Daniel drove her to the store and she somehow found herself in an awkward, insistent conversation with a stranger, who carried a small dog in a mesh-sided bag. Why she relented and told the lady she was a painter, she did not know—over the years Helena had developed an entirely different vocabulary for small talk such as this. At parties or benefits, where inevitably someone would try to talk to her about Picasso or Monet or—God help her—some minimalist back in New York.
“Oh, I love art,” the lady said, throwing the bag over her shoulder, no doubt rattling the animal inside. ‘I love art,’ they always said. What could this mean?
The lady continued, “Thomas Kinkade is my favorite artist.”
Helena had heard this sort of thing a thousand times, and it no longer surprised her—or drove a spike into her heart.

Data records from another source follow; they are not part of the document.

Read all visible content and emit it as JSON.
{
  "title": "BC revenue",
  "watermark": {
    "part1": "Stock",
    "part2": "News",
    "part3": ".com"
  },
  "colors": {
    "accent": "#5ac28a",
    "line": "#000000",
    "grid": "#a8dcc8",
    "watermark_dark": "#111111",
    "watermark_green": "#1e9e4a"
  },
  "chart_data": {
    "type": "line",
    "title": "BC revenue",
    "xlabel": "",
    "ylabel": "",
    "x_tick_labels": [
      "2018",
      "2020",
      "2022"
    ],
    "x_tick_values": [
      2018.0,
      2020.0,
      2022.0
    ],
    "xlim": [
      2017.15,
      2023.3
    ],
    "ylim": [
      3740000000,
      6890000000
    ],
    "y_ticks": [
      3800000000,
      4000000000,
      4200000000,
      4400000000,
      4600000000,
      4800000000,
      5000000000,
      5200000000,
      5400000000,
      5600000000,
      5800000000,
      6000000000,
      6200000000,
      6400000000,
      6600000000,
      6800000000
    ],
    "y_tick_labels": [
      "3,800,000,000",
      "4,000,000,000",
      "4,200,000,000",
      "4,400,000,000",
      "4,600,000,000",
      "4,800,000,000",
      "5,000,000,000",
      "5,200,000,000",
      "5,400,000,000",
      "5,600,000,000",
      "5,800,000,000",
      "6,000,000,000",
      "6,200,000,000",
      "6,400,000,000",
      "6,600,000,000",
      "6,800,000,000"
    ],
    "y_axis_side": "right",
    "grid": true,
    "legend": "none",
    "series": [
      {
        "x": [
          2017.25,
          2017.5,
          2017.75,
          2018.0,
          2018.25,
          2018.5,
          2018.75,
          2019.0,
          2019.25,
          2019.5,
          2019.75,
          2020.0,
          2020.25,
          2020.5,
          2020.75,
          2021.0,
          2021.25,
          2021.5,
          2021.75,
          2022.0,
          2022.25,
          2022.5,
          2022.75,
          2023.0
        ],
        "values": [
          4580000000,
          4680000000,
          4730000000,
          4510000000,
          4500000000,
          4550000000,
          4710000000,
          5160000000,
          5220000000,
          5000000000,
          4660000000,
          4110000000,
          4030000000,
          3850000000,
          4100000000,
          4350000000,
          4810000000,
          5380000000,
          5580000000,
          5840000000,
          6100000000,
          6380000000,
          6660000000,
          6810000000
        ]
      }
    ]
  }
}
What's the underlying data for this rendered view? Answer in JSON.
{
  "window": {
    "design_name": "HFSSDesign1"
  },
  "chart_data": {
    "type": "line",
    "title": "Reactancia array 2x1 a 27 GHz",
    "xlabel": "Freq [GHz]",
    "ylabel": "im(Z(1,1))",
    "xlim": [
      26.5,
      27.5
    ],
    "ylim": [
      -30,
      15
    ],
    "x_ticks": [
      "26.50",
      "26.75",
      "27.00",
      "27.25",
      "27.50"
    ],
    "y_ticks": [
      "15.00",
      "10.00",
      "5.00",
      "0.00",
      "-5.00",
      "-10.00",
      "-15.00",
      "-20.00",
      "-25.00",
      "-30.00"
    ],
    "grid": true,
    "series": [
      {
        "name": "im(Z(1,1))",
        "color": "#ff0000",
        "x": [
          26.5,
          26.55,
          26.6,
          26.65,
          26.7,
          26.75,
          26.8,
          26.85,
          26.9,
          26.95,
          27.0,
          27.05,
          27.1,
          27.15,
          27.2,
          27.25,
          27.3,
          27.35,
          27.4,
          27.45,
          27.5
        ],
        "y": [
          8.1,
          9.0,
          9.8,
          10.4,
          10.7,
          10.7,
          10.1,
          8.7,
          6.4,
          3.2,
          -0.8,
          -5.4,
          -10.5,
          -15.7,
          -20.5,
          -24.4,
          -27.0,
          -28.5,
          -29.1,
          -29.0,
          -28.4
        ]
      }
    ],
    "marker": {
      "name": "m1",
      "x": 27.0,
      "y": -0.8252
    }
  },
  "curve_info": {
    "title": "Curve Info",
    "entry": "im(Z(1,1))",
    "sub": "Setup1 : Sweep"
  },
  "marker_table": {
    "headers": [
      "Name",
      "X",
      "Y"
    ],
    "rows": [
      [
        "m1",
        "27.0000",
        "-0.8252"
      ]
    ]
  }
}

Kinkade democratized and thus destroyed painting. (Not on his own, of course, but he was the benchmark.) His world was supposed to be cheery, sentimental, easy. But Helena thought his houses looked demonic, transplanted from Amityville, ablaze with the urge toward invented perfection. She expected Virgil at the front door. Linda Blair drooling and vomiting on the sofa. His paintings were utterly false.
The lady began slowly wrapping up the inanities, and Daniel turned the corner, stepping into the aisle. “Mom?” he said, and surely at the sight of him, the lady shrank away and disappeared.